O'Prey's other books include Fleet, a collection of poems tracing the course of the lost River Fleet that flows beneath the streets of North London, published by The Melos Press in 2021.

O'Prey also writes about poetry and conflict. Counter-Wave: Poetry of Rescue in the First World War is the first anthology of poetry by volunteer workers who went to the war to save life rather than to take it. First World War: Poems from the Front, was published in 2014 by the Imperial War Museum, to coincide with the centenary of the war. It takes a new approach in focusing on a small number of poets who saw active service on the Western Front, including three women.

O'Prey translated with Lucia Graves the first English translation of the Spanish nineteenth century classic novel, The House of Ulloa by Emilia Pardo Bazan (Penguin Classics, 1991, reissued 2013). The book was later serialised by Channel 4.

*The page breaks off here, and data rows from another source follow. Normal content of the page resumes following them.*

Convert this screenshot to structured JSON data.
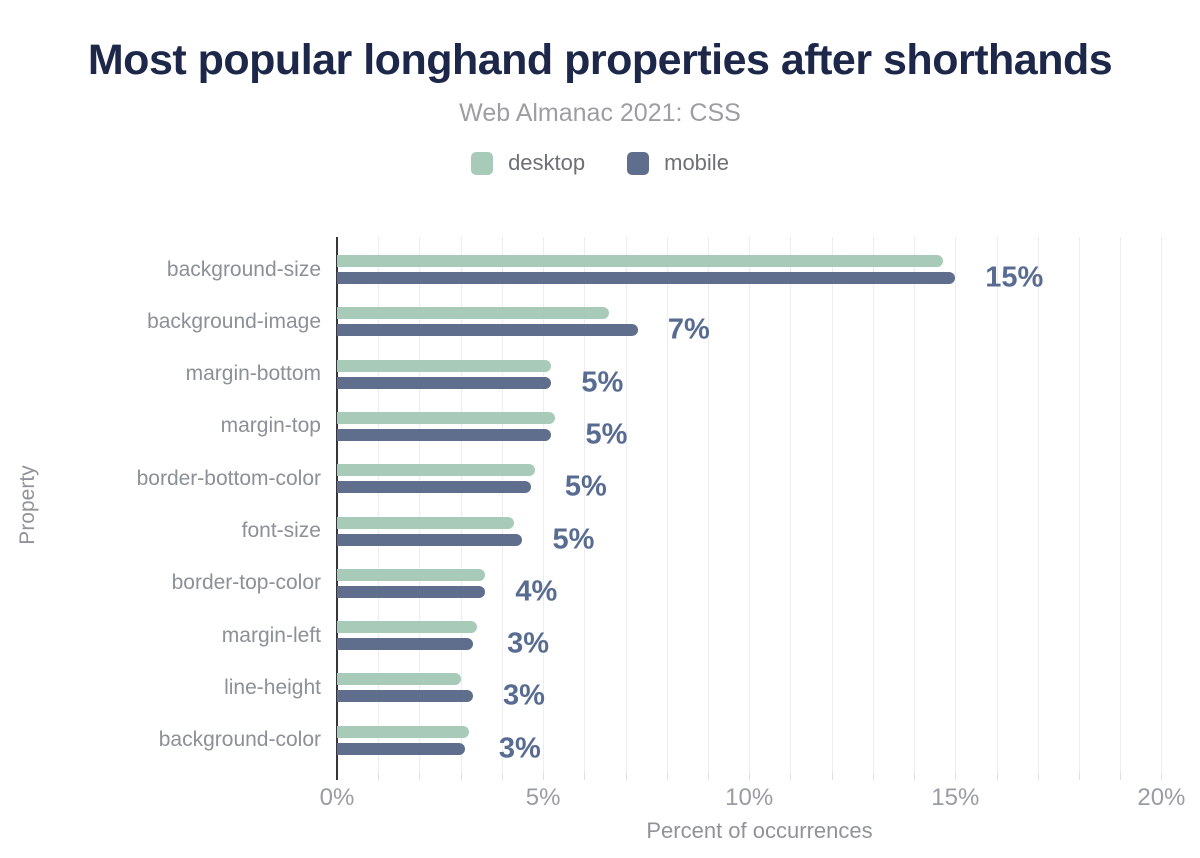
{
  "page": {
    "title": "Most popular longhand properties after shorthands",
    "subtitle": "Web Almanac 2021: CSS"
  },
  "legend": {
    "items": [
      {
        "label": "desktop",
        "color": "#a8cab9"
      },
      {
        "label": "mobile",
        "color": "#5f6e8c"
      }
    ]
  },
  "axes": {
    "x_title": "Percent of occurrences",
    "y_title": "Property",
    "x_ticks": [
      {
        "value": 0,
        "label": "0%"
      },
      {
        "value": 5,
        "label": "5%"
      },
      {
        "value": 10,
        "label": "10%"
      },
      {
        "value": 15,
        "label": "15%"
      },
      {
        "value": 20,
        "label": "20%"
      }
    ],
    "x_max": 20.5
  },
  "chart_data": {
    "type": "bar",
    "orientation": "horizontal",
    "title": "Most popular longhand properties after shorthands",
    "subtitle": "Web Almanac 2021: CSS",
    "xlabel": "Percent of occurrences",
    "ylabel": "Property",
    "xlim": [
      0,
      20.5
    ],
    "grid": "vertical, minor gridline every 1%",
    "legend_position": "top",
    "categories": [
      "background-size",
      "background-image",
      "margin-bottom",
      "margin-top",
      "border-bottom-color",
      "font-size",
      "border-top-color",
      "margin-left",
      "line-height",
      "background-color"
    ],
    "series": [
      {
        "name": "desktop",
        "color": "#a8cab9",
        "values": [
          14.7,
          6.6,
          5.2,
          5.3,
          4.8,
          4.3,
          3.6,
          3.4,
          3.0,
          3.2
        ]
      },
      {
        "name": "mobile",
        "color": "#5f6e8c",
        "values": [
          15.0,
          7.3,
          5.2,
          5.2,
          4.7,
          4.5,
          3.6,
          3.3,
          3.3,
          3.1
        ]
      }
    ],
    "value_labels": [
      "15%",
      "7%",
      "5%",
      "5%",
      "5%",
      "5%",
      "4%",
      "3%",
      "3%",
      "3%"
    ]
  },
  "colors": {
    "title": "#1c2749",
    "subtitle": "#9e9ea2",
    "legend_text": "#6d7076",
    "category_label": "#8c9097",
    "tick_label": "#999ca3",
    "axis_title": "#909399",
    "value_label": "#586c92",
    "desktop_bar": "#a8cab9",
    "mobile_bar": "#5f6e8c",
    "gridline": "#ededf1",
    "axis_line": "#35353b",
    "background": "#ffffff"
  }
}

O'Prey wrote the first full critical study of the novels of Graham Greene, and edited the Penguin edition of Heart of Darkness by Joseph Conrad (Penguin Books, 1983). He edited the first collection of poems by the American First World War nurse and novelist Mary Borden (Dare-Gale Press, 2015). His media appearances include BBC Two's War of Words: Soldier Poets of the Somme, broadcast in 2014 and a Channel 4 programme on drugs and art.

==Affiliations==

O'Prey has served on a number of bodies, including University of Sussex Council (2021–present); Universities UK Board and chair of the Longer Term strategy Group (2010–2019); the Edward James Foundation and West Dean College trustee (2015–present), Froebel Trust trustee (2013–19), Higher Education Funding Council for England Strategic Advisory Committee on Leadership Governance and Management (2005–11); Higher Education Careers Services Unit Board (2006–13); London Higher Board (2006–09); Sport England Higher Education Stakeholder Group (2008–present); Putney High School, governor (2004–09); editorial board of Despatches, journal of the Imperial War Museum; the War Poets Association (Board member 2007–present; President 2007–13); and Worldwide Universities Network Academic Board (2002–04).

==Career==
Prior to joining the University of Roehampton as vice-chancellor and chief executive when it gained independent university status in 2004, O'Prey spent 16 years at the University of Bristol, where he worked in a variety of capacities, latterly as Director of Academic Affairs.

==Awards==
In 2011, O'Prey received honorary doctorates from the University of Bristol and Manhattanville College (New York).

==Honours==
O'Prey was appointed Commander of the Order of the British Empire in the 2016 Birthday Honours for services to higher education and the literary history of the First World War.